Well, until it gets diagnosed and treated, or as I like to put it, the gift gets unwrapped. The main problem is just a tremendous sense of underachievement. You know, I haven't done what I know I could do, and I don't know why I haven't done it. And then what I call the moral diagnosis starts piling in. I'm lazy, I'm bad, I'm undisciplined.
I haven't taken advantage of the advantages I've been given. I mean, just this slew of morally tinged versions of I'm a bad person. I mean, and so that's when they come to see me as adults and they have not been diagnosed. That's the person I meet. The extraordinarily talented person who is hanged down on themselves and just doesn't know what to do.
And somebody said, well, maybe it's ADD, so they come to see me.
Do you see a common theme in there? I'm going to use the word blind spots, like a common theme in their blind spots, or to put it another way, are there shared behaviors within the ADHD community that confuse that same community until they hear others are doing the same, and then suddenly it makes a lot of sense to them?
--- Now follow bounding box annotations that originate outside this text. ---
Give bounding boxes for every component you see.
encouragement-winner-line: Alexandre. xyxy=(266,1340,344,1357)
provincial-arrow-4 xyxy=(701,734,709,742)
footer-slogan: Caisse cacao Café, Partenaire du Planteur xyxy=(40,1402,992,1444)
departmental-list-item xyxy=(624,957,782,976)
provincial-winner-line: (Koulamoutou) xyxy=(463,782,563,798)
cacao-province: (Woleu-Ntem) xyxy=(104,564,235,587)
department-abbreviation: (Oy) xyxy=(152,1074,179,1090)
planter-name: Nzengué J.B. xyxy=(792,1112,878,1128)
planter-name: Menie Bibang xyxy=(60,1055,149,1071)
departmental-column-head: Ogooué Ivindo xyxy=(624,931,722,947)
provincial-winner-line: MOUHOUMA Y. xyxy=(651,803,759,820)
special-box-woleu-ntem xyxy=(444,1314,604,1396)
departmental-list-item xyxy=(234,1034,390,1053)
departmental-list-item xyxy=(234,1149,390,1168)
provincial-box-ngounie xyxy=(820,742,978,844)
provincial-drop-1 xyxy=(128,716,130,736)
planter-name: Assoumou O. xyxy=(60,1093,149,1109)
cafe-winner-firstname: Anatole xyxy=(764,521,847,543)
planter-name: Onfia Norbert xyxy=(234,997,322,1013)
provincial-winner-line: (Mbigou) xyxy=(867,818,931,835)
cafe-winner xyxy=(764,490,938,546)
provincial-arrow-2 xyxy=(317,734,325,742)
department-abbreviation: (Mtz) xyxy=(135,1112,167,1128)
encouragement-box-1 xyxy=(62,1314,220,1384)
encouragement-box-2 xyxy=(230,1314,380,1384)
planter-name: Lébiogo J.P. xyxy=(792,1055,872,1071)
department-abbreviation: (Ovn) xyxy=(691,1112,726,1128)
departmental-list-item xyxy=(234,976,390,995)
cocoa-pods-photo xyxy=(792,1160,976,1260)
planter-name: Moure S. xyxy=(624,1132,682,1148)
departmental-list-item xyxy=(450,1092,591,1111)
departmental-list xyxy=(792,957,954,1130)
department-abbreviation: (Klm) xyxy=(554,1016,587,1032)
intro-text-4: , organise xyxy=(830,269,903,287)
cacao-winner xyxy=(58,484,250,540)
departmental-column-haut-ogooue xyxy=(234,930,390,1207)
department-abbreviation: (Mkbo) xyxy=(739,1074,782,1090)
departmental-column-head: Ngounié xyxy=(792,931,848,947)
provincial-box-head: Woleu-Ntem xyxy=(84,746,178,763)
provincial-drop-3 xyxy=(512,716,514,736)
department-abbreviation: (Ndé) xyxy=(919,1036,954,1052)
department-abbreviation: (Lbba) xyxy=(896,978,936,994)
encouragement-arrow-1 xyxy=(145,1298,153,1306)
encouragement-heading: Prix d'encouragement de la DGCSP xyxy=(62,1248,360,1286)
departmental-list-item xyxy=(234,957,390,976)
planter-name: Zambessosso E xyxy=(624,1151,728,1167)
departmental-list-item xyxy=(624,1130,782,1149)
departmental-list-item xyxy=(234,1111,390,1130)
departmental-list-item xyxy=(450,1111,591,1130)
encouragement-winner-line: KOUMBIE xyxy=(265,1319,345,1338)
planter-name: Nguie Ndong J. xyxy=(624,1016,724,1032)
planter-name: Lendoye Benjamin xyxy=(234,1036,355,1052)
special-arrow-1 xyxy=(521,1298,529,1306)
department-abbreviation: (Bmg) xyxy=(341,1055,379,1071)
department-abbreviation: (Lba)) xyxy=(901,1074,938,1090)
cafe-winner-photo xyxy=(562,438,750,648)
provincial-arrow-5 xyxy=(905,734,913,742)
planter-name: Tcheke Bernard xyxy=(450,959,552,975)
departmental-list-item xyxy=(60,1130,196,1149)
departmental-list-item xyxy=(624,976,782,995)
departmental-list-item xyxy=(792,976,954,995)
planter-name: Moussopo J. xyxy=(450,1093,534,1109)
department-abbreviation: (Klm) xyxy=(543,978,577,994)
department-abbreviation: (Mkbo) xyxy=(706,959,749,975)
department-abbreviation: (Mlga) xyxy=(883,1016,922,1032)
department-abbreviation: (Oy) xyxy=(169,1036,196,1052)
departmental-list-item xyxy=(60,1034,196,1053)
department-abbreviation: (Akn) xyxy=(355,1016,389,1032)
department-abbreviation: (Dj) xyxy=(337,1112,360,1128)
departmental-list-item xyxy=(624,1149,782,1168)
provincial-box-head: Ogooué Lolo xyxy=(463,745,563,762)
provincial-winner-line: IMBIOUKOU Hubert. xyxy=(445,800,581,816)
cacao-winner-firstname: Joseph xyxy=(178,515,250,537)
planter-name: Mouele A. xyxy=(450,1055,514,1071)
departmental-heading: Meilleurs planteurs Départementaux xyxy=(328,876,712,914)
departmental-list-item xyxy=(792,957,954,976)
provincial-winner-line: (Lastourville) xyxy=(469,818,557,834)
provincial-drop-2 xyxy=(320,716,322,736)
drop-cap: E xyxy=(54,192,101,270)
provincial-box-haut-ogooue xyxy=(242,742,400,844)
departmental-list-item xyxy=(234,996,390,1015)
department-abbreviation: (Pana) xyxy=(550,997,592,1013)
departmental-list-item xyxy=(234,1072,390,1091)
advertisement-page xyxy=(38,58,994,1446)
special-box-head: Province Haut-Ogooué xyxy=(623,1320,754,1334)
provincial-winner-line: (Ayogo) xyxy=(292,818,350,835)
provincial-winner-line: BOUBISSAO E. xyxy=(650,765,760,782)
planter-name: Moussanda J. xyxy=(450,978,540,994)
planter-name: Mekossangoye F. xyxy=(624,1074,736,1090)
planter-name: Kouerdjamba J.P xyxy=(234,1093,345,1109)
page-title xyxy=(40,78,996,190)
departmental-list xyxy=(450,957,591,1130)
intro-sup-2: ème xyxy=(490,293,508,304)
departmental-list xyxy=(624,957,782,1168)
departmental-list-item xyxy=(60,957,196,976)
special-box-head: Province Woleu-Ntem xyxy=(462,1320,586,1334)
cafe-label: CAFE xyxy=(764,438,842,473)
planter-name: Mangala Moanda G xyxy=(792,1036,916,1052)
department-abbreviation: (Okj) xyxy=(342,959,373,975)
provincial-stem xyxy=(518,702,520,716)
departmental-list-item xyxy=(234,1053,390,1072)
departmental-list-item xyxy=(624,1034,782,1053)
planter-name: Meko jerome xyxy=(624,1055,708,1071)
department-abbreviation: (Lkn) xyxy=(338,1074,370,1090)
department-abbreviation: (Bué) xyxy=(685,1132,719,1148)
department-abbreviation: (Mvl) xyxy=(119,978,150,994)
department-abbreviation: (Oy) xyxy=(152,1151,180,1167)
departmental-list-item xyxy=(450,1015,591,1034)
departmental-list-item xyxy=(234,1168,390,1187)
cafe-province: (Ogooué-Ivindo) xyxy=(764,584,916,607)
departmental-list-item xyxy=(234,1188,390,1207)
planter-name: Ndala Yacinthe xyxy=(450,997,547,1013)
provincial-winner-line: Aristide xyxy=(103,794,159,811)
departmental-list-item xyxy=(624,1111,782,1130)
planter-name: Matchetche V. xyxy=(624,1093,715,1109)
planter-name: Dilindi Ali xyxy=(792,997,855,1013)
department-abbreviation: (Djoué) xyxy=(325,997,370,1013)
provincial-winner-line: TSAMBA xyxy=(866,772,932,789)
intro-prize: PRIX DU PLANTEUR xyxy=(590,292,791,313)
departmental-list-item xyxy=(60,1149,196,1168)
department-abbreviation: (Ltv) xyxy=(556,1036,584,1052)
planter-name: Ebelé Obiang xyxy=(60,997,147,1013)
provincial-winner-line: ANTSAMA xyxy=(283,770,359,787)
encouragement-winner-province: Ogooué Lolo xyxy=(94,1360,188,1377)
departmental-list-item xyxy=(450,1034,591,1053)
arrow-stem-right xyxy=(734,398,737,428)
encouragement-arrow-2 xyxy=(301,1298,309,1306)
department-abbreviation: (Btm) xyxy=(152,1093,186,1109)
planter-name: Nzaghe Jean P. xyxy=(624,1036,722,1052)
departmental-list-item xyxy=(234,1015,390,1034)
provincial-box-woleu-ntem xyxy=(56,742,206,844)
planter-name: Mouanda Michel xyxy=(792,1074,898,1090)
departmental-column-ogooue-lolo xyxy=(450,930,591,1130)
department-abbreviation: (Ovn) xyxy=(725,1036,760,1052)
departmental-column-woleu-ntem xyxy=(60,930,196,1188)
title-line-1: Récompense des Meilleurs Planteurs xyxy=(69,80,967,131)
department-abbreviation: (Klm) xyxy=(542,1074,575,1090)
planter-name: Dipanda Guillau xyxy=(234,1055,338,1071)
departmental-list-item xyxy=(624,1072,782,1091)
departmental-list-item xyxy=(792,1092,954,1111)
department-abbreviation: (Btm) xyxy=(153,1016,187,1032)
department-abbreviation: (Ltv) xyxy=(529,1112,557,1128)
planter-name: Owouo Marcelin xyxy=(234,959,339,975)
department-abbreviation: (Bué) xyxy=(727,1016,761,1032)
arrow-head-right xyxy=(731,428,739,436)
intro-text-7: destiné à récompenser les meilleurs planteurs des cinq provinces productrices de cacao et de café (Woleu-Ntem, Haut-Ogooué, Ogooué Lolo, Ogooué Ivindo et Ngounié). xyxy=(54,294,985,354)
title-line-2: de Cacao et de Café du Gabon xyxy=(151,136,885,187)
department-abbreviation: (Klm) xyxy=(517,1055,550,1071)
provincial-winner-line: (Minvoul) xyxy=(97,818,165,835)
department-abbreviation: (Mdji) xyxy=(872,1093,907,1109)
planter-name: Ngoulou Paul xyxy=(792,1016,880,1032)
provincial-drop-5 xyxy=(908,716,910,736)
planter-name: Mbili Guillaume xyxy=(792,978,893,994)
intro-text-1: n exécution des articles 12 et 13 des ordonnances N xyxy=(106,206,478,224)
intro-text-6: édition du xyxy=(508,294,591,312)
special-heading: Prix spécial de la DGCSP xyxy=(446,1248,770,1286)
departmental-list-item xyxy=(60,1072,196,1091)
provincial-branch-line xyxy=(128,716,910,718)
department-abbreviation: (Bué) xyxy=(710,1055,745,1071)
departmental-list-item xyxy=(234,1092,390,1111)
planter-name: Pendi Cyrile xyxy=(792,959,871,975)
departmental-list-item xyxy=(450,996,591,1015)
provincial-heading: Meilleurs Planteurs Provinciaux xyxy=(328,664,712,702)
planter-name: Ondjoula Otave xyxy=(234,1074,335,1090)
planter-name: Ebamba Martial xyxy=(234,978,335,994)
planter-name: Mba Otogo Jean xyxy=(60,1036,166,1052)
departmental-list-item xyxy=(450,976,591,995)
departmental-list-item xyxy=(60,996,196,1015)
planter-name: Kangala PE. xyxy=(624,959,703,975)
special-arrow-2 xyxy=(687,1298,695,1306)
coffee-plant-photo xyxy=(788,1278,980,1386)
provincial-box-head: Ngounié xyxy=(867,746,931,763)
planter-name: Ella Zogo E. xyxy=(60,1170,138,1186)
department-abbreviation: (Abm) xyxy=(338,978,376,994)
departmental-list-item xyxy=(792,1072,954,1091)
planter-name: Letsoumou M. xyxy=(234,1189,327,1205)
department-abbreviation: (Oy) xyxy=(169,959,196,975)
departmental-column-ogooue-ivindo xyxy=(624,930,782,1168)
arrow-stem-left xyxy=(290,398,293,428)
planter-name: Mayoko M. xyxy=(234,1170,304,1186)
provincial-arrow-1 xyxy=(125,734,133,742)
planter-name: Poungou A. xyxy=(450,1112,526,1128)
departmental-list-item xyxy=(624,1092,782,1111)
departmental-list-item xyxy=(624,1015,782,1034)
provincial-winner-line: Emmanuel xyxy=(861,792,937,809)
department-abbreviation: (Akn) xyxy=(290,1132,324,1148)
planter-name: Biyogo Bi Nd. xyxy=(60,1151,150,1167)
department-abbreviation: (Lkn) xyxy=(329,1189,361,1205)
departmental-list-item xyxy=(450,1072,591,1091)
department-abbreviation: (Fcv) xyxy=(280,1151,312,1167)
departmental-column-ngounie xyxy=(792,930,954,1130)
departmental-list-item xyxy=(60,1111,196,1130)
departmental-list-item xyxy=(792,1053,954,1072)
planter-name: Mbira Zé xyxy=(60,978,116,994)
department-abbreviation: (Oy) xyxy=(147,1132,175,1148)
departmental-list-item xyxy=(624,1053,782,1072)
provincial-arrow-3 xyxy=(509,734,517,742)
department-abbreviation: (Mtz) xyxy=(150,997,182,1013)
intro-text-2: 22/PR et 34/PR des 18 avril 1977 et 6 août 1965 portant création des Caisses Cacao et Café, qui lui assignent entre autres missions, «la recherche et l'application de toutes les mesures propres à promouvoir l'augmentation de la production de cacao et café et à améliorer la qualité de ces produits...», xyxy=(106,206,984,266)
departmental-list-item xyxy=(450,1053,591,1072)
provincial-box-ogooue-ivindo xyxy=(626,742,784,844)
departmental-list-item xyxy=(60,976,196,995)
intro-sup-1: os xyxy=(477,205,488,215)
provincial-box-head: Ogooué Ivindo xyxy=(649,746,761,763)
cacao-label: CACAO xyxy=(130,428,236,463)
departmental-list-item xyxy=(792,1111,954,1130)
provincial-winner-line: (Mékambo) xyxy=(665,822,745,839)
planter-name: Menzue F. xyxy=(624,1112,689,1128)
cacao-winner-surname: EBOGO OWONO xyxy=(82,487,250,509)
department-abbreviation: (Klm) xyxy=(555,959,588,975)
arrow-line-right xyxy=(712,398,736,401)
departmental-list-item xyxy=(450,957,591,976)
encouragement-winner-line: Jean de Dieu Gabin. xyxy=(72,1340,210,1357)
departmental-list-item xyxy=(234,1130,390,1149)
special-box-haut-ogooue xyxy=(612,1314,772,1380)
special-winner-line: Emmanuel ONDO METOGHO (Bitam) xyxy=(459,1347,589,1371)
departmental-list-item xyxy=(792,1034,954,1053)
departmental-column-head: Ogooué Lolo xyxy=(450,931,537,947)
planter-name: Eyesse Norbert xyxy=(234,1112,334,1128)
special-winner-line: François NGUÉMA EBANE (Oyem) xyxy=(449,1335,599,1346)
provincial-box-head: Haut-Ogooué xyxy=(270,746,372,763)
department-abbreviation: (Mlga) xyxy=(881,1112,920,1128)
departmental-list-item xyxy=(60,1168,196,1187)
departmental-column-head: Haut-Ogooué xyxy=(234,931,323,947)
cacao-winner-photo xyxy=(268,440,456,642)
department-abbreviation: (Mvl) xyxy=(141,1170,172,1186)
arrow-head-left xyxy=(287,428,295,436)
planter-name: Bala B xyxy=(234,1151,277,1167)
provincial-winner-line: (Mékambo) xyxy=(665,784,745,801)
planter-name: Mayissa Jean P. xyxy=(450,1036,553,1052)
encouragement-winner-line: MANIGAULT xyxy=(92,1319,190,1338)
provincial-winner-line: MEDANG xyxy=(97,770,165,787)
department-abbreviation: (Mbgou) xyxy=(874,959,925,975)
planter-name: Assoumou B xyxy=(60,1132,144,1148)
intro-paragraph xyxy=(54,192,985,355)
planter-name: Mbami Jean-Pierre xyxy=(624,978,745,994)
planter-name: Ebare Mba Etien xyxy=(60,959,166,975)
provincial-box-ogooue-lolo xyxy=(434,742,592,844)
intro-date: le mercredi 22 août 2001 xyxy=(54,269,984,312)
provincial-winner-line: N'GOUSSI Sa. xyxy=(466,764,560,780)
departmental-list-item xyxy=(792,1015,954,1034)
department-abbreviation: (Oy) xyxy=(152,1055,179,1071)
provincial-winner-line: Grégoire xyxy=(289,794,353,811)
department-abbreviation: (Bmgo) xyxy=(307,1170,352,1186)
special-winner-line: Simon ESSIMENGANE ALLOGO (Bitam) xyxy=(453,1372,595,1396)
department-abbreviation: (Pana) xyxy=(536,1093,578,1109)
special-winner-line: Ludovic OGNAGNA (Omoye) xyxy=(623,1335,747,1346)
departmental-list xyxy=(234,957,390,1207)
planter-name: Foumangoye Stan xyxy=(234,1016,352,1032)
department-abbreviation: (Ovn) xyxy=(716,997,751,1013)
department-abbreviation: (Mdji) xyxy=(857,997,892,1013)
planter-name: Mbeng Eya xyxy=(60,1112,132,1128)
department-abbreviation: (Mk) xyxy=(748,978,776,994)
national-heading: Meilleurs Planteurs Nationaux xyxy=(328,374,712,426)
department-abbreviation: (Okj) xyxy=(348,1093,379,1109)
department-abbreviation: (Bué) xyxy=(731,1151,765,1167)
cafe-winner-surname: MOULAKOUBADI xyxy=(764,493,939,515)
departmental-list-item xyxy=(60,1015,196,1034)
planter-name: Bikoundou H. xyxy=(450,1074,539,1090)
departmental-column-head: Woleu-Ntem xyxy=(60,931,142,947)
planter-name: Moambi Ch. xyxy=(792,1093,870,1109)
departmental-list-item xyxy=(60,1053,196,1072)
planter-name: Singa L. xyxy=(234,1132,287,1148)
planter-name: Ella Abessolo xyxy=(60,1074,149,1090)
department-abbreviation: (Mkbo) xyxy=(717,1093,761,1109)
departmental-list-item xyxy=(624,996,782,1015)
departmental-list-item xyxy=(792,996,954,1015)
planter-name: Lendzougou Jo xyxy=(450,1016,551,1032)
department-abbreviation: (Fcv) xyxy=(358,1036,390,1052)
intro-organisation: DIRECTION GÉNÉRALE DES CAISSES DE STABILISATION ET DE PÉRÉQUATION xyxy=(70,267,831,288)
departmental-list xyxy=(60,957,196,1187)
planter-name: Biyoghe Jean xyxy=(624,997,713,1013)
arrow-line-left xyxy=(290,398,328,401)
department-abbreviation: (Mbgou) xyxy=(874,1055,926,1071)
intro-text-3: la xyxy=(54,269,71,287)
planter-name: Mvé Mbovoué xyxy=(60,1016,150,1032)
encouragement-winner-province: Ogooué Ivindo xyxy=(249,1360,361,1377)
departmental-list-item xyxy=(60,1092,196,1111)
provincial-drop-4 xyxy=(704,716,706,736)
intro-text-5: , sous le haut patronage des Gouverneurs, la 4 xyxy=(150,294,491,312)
Oh, absolutely. I mean, until they get the unifying concept of ADHD, which, by the way, is a terrible term, that brings it all together, then it's all the sort of helter-skelter patches of problems. You know, the disorganization or laziness, so-called laziness, or... wrong job, bad marriage, you know, impulsive, just this collection, this smorgasbord of life problems.
And until you see the unifying concept that brings them all together, it's like whack-a-mole. You take care of one and something else pops up. And that creates a problem of its own. You're running around all the time trying to fix things up, And you can't do it because they keep falling apart.